Just a week before the war broke out, I was assigned the position of chief of staff in the office of the Human Rights Defender of Artsakh. Our team became significantly smaller during the war — the Ombudsman, the chief of the department, and myself. The three of us had set out to contribute to the Artsakh Government as much as we could. Our primary duties were and still are to document the human rights violations and systematically catalog the war crimes that have occurred during the war. As you are aware, there have been innumerable cases of both, so the amount of work that has been completed to date and what still needs to be done to adequately voice those is enormous.
Currently, we are working in two major directions: inner and outer. On the inner front, our mission is to ensure the protection of human rights by state and local self-government bodies. We accept individual appeals and conduct constant monitoring of vulnerable groups. After the war, the scope of our work in this domain has expanded to include thousands of displaced people who are vulnerable and experiencing social and health-related issues. In addition, many people have lost their identity documents, which is exacerbating the process of getting social support from the state. Our job is to help them get enrolled in the social assistance program as fast as possible. Besides, I regularly tour the centers for displaced people to learn about their needs firsthand and relay relevant information to the appropriate state bodies. I also visit areas that have become borderline. Although most people have returned to their homes and life appears to be returning to normal, there are still security issues that concern them. These families live in fear watching Azerbaijani military troops driving by to Shushi.

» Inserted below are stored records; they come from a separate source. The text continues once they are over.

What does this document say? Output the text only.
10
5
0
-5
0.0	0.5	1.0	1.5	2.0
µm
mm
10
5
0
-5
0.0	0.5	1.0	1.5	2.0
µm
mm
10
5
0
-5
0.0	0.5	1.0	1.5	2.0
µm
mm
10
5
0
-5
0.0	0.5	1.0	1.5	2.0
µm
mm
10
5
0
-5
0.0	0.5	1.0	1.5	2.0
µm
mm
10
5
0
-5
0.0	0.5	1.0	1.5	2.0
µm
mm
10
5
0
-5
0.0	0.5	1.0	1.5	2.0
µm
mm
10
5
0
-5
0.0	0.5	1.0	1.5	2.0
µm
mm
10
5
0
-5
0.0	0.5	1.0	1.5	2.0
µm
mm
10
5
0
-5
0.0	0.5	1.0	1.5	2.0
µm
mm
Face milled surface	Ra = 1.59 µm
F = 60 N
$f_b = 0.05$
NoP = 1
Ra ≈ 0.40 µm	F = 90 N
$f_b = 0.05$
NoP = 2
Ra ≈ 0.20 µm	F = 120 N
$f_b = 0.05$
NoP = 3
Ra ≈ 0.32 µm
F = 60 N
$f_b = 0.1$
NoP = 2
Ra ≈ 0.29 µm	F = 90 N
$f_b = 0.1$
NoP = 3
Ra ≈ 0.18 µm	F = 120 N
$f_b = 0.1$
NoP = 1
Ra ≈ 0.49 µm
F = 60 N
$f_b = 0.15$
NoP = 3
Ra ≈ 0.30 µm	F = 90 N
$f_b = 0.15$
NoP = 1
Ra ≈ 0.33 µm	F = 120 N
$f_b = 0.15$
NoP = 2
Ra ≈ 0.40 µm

As for the outer direction, we continue to be committed to our fact-finding mission initiated earlier during the war. Since September 27 we have issued 15 reports on various war crimes committed by Azerbaijan: human rights violations of people from Artsakh, hate propaganda against Armenians, vandalism of cultural heritage, violence against Armenian children, and the illegal use of white phosphorus by Azerbaijan, just to mention a few. We also collaborate with several Armenian and Diasporan organizations to collect facts for submission to international judicial bodies. At that front, our staff is involved in fact-finding operations to provide evidential data to the Armenian organizations involved in judicial processes.